Make sure that all of your beneficiary designations are correct.
Make sure to be adequately insured. Every situation is unique, so it is important to talk with an insurance professional about what is important for you and your family.
Talk with your spouse about a contingency plan after your death so that there is less "guesswork" for them to do alone.
Depose of assets while you are still alive and can make the decisions together. If, for example, a house needs to be sold no matter what after your death for your spouse to cover expenses, then work on getting the home ready for selling currently.
While you can, help your spouse get ready for the workforce if they have been staying at home or help them improve their skills if their salary/retirement income is less than necessary to cover expenses. Help them now with writing a resume, cover letter and/or signing up for college classes/continuing education.
Stay educated about changes for benefits through the government. Many people do not realize that their spouse may not receive survivor benefits from the Social Security Administration (SSA) while others did not realize that the SSA even paid any benefits other than retirement. Stay savvy about what your spouse may or may not receive.

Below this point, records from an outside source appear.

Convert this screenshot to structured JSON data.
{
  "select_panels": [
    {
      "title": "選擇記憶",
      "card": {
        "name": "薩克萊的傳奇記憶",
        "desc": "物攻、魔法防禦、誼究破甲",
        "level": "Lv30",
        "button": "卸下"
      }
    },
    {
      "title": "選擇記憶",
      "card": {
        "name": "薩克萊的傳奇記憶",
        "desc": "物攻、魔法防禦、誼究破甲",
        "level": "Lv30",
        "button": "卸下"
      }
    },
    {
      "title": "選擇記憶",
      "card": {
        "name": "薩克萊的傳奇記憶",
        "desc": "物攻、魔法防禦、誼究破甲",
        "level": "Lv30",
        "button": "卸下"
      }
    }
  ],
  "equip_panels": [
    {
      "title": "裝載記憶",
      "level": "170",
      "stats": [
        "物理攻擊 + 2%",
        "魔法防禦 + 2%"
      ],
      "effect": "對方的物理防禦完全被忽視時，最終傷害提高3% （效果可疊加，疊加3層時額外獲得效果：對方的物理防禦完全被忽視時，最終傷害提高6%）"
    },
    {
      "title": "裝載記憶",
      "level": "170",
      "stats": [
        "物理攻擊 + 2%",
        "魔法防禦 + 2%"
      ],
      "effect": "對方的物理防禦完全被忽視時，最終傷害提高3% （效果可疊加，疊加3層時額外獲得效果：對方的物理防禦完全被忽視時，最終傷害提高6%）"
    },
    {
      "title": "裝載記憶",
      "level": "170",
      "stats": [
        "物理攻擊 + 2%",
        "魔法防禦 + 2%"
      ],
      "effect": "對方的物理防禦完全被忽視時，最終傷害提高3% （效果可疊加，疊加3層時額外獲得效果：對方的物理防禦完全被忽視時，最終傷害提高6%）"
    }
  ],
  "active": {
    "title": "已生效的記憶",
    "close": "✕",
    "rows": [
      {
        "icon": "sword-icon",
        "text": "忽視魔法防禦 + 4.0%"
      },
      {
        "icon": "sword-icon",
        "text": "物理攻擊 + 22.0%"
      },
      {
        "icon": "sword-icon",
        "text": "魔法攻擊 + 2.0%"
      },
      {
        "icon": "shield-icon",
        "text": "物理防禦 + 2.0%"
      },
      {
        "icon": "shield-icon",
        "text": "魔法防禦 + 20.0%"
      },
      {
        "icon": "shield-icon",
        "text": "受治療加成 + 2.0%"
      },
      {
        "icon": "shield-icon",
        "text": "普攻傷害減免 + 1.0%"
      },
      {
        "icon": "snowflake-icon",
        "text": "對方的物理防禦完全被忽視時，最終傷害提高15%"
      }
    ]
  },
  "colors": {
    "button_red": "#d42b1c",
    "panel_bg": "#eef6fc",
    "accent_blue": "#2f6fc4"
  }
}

Do not let your spouse be another statistic when facing your death. Instead, take proactive steps today, whether healthy or sick, to taking care to make sure that your spouse will have enough to live off of when you have died.
Economic & Social Research Council (2009, June 21). Economic Crisis Heightens Financial Fallout For Bereaved. ScienceDaily. Retrieved June 26, 2009, from http://www.sciencedaily.com/releases/2009/06/090621143219.htm
Social Security Administration. (2009, April 1). Widow, Widowers and Other Survivors. Retrived July 9, 2009, from http://www.ssa.gov/ww&os2.htm
US Census Bureau (2008). Poverty Levels. Retrived July 9, 2009, from US Census Bureau website.